Il est premier moteur ; mais il meut comme l’objet meut la faculté ; ce n’est pas lui qui produit le mouvement, (Métaph.14. 6, & de An. 3. 10.) mais il meut par nature, & non par choix ; il ne peut pas ne pas mouvoir, parcequ’il est acte pur, & qu’il ne peut pas être autre chose. Métaph. 14. 6.

Il est éternel ; mais parce que le mouvement l’est ; & le mouvement l’est parce que le monde l’est ; & le monde l’est, parce que les principes élémentaires & leurs qualités le sont : ainsi Dieu est éternel comme tout être l’est. Phys. 8. 1. & 7.

Il est unique ; parce que le mouvement étant éternel, est continu : s’il est continu, il est un : s’il est un, il faut que le moteur soit un, ainsi que la chose mue est une.
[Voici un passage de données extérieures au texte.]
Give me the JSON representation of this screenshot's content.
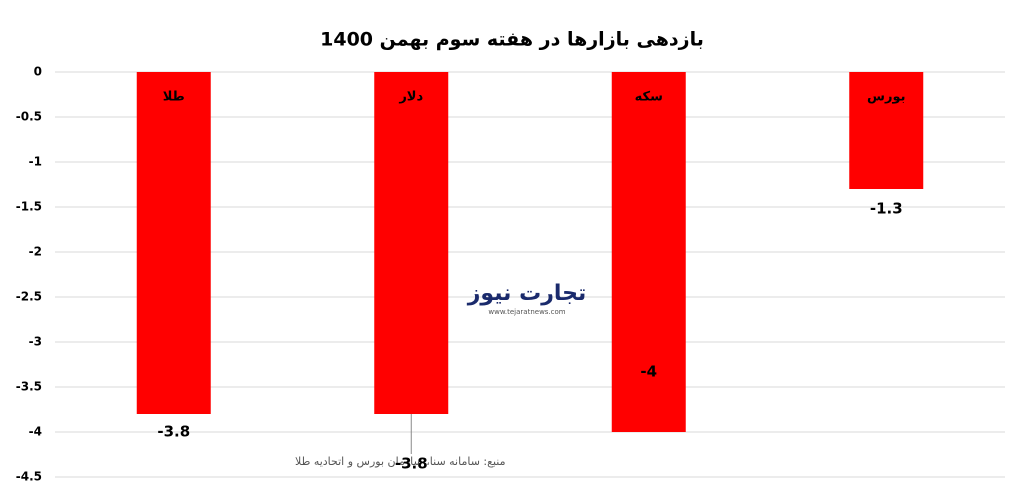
{
  "chart_data": {
    "type": "bar",
    "title": "بازدهی بازارها در هفته سوم بهمن 1400",
    "categories": [
      "طلا",
      "دلار",
      "سکه",
      "بورس"
    ],
    "values": [
      -3.8,
      -3.8,
      -4,
      -1.3
    ],
    "color": "#ff0000",
    "ylim": [
      -4.5,
      0
    ],
    "yticks": [
      0,
      -0.5,
      -1,
      -1.5,
      -2,
      -2.5,
      -3,
      -3.5,
      -4,
      -4.5
    ],
    "grid": true,
    "watermark": {
      "name": "تجارت نیوز",
      "url": "www.tejaratnews.com"
    },
    "source": "منبع: سامانه سنا، سازمان بورس و اتحادیه طلا"
  }
}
Phys. 8. 7. text. 7.

Il est intelligent ; mais l’obier de son intelligence est lui-seul ; elle ne descend pas aux objets vils, qui sont indignes de lui. Métaph. 14. 9.

Il meut les intelligences inférieures, mais comme nous l’avons dit ; & celles-ci meuvent les cinquante-cinq sphères dont Aristote use pour expliquer les mouvemens célestes, comme le premier moteur les meut elles-mêmes, par nature ; parce que telle est leur manière d’être. Ibid. 8.

Il n’a point de parties, parce qu’il est un ; il est un, parce qu’il est continu. Il n’a point de grandeur ; parce que s’il avoit une grandeur, elle seroit finie ou infinie : elle ne peut être finie, parce qu’elle meut d’un mouvement infinie. Elle ne peut être infinie ; parce qu’il n’y point de grandeur infinie. Donc Dieu n’a point de grandeur ni de parties. Phys. 8. 15.

Qu’on joigne toutes ces notions avec celle qu’il donne de la nature, on voit combien il y a dans ces idées de complications, de contradictions, d’obscurités, d’embarras. Quid multis ? Si ex nostris notionibus antiquos auctores, Aristotelem in primis, interpreteris, nihil illis interdum gravius, nihil sapientius, nihil conqstantius. At si vocabulorum potestates ex ipso explanes Aristotele, si quid ille corpore secretum, quid patribus carens, quid efficientem causam, naturam nominaverit exquiras, si universam denique disciplinae compositionem attentius consideres, habebis cur sententiam mutes, & mulium infra veros sapientes hominem colloces. Mosheim ad Cud. 39.